The tradition of the Yule Log probably came not from the Roman South but the Scandinavian North, since "yule" is descended from a Scandinavian word for "joy." Another Christmas tradition that originated and developed from the Germanic and Scandinavian pagan religion was Saint Nicholas or Santa Claus. Woden, as the Germanic peoples called him, or Odin as the Norse did, was chief of the Northern gods. Winter was a very serious event amongst the Northern Europeans and they were not as sure as their Southern neighbors that spring would indeed return. Going back to the chaos and creation mythology, the Norse believed that the cold, the dark, and the howling winds of winter were the work of ice giants who battled the gods and the humans. Odin was their leader in the battle against this icy chaos that threatened them each winter. Odin would ride out the storms on his white horse. At first a bellicose and loud God, Odin evolved over time to embody wisdom and justice. When not on his horse, Odin walked among humankind dressed as a traveler, checking to see that humans were generous in offering hospitality to weary travelers and protecting travelers from danger.

When Christianity came, worship of Odin and his pantheon slowly died out. But a familiar mythology grew around Saint Nicholas or Santa Claus, who took on many of the duties and characteristics of Odin. Santa Claus was a real person, named Nicholas from the region of Asia Minor. During the time of Constantine, he served as the Archbishop of Myra, a seaport town. He supposedly used his wealth to help the poor, particularly poor women and children. After his death, stories circulated about Nicholas as a saint who rescued sailors at sea from their sinking ships and on his white horse, travelers from robbers and murderers on the road. In "4,000 years of Christmas", Alice and Earl Counts note: "Both Woden and Saint Nicholas are travelers of the road; they wander afoot and on horseback, inspecting the deeds of humankind, making sure that right and order prevail. They do this when the days of the year are shortest, when a new year is on its way, when the fortunes of the future are being cast. Both of them ride the storm: they can subdue it or they can rouse it. They have ended up becoming the same person" (pp. 73-74).

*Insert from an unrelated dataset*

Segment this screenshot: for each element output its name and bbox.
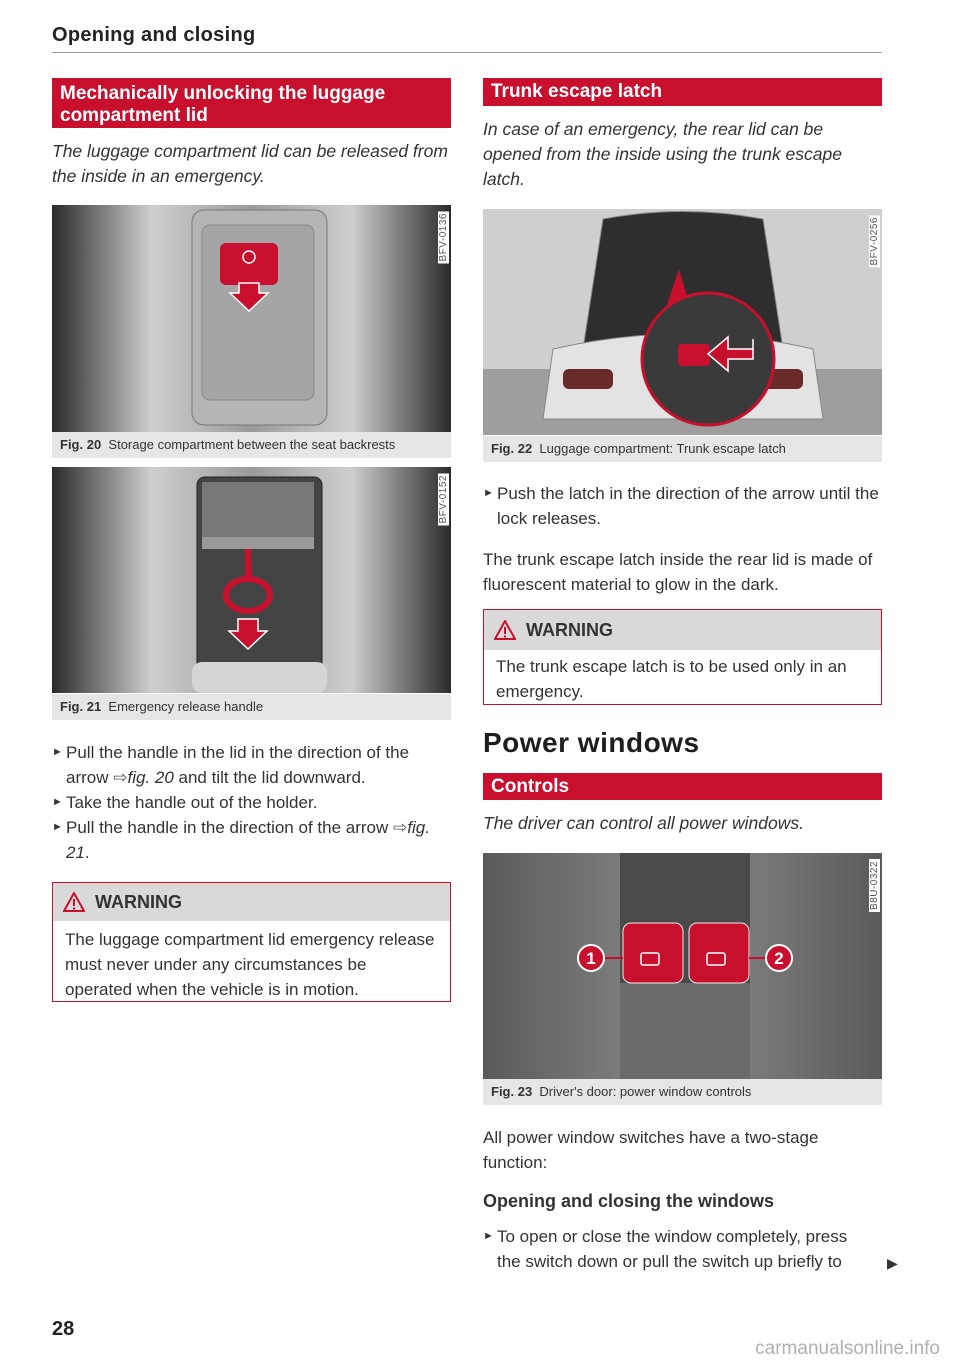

What do these pagan traditions and rituals teach us and why do they still matter? It is not simply knowing why we sing "Deck the Halls" or make wreaths with greens and holly or bake a chocolate yule log for dessert. Here are some of the truths these stories and traditions have offered us through the four thousand years of Christmas. First, the pagan religions recognize that nature moves in a cycle of seasons of birth, life, and death. They also understand that human beings are part of, and not separate or above, these natural cycle. The divine or the sacred are inherent in nature, and it is in the turning of the cycle: from birth to life, from life to death, that we are often most open to the divine or to the sense of ultimate meaning. Paganism recognizes too the reality of chaos: that it is ever present in our world, just beneath the order we try to impose. Chaos is both a source of destruction and creation, and therefore must be handled with care and wisdom. I think most important is the pagan response to the times of darkness and chaos. It would seem natural to want to hunker down with one’s family and hoard food and fuel against the coming cold and darkness. Yet the response is instead one of play, of making light of the chaos and finding ways to celebrate light and life. More important, it is grounded in the most basic and significant human religious expression: hospitality. Instead of hoarding and hunkering down, pagan traditions and stories teach that sharing our bounty, taking care of our neighbors, and making room for the stranger are our best creative responses to the chaos of our world. It is a lesson we still struggle to learn today, one we need badly to heal the tears and rents in our world that threaten to let chaos reign in its darkest forms. Decking the halls is serious fun that nurtures hope and community in the cold and dark. It is good that it lasts twelve days!


Bibliography:

Earl W. Count and Alice Lawson Count. 4,000 Years of Christmas. Berkeley, CA: Seastone, 1997.

Mara Freeman. Kindling the Celtic Spirit. New York: HarperCollins, 2001.